Saturday, 20 December 2014

Boo!

How the hell do you avoid scaring the crap out of other people when you're running? I managed to scare some dude out walking his dog this morning - twice. Once on the way out, then again on the way back. You'd think he'd have had his wits about him the second time, but hey ho. I gave him a friendly shout of "morning" when I was about 10 meters away so that he wasn't suddenly confronted with a smelly, panting mess bearing down on him. But that just meant he was scared shitless a few seconds earlier.

So what can you do avoid the (perfectly reasonable) response of abject terror from people that you pass out on the trail? What warning methods can be used to announce your presence in a nice calming way that doesn't make you look like a psychopath heading for them at speed?

In the middle of the night, it's not so bad. There are very few people about, usually your headtorch is a good pre-emotive warning, and by that point in a race I'm usually coughing loudly enough to be heard from a long way off. In the mornings there are a lot more dog walkers about, but I feel like they are more likely to expect random idiots skipping past them. But the evening is my most worrying time, as it must be pretty terrifying to hear footsteps quickly approaching from behind. I try shouting, "Don't worry, I'm not a murderer!", but that just seems to make things worse for some reason.

You just can't win with some people.

Coughing doesn't work. Saying, "Approaching on your left/right" doesn't work. Shouting, "Don't be scared!" doesn't work. Singing Meatloaf songs at the top of my lungs doesn't work (well, it warns them, but they usually aren't happy about it). Maybe I should just install some kind of siren system in my running pack?

If there's a good way to avoid scaring the bejesus out of fellow trail users I am yet to find it. I guess I'll just have to get to used to people being upset when they see me. But hey, I've had 32 years to get used to that.



Wednesday, 17 December 2014

What the Hell is an Ultramarathon Anyway?!

The phrase "ultramarathon" is gradually becoming a more ubiquitous term even amongst the non-initiated, as the sport gains more traction throughout the world. And yet, despite this, the term is still not particularly well understood, even by those seemingly in the know. So just what in the name of Satan's Hokas is an "ultramarathon" when it's at home?

You would think that it would be a pretty simple question to answer.
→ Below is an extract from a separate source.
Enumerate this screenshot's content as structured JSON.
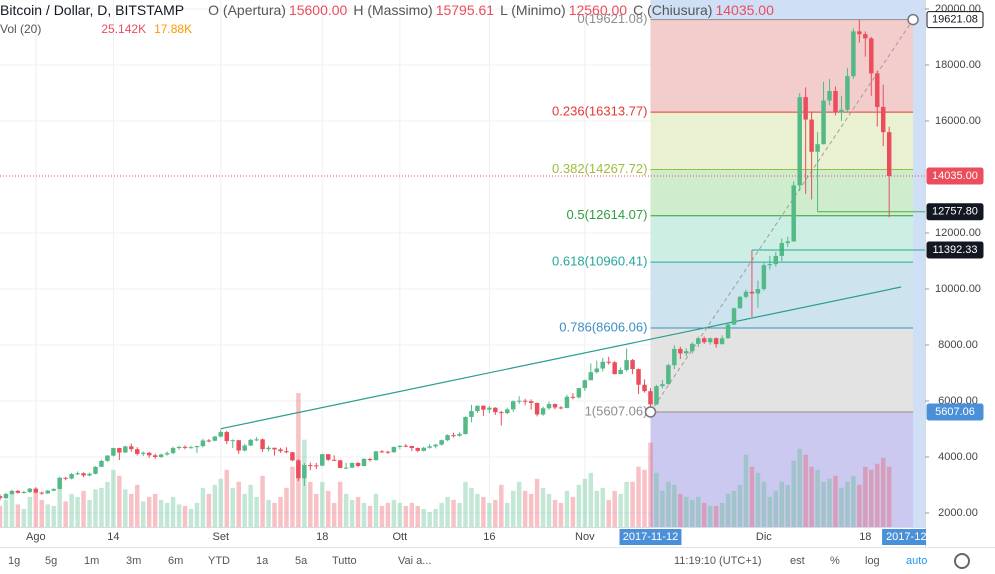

Here's what dictionary.com has to say on the matter:

Ultra- [uhl-tra]
Prefix
  1. a prefix occurring originally in loanwords from Latin, with the basic meaning “on the far side of, beyond.” In relation to the base to which it is prefixed, ultra-, has the senses “located beyond, on the far side of” ( ultramontane; ultraviolet), “carrying to the furthest degree possible, on the fringe of” ( ultraleft; ultramodern), “extremely” ( ultralight); nouns to which it is added denote, in general, objects, properties, phenomena, etc., that surpass customary norms, or instruments designed to produce or deal with such things ( ultramicroscope; ultrasound; ultrastructure).
Marathon [mar-uh-thun]
Noun
  1. a foot race over a course measuring 26 mi. 385 yards (42 km 195 meters).
  2. any long-distance race.
  3. any contest, event, or the like, of great, or greater than normal, length or duration or requiring exceptional endurance: e.g. a dance marathon; a sales marathon.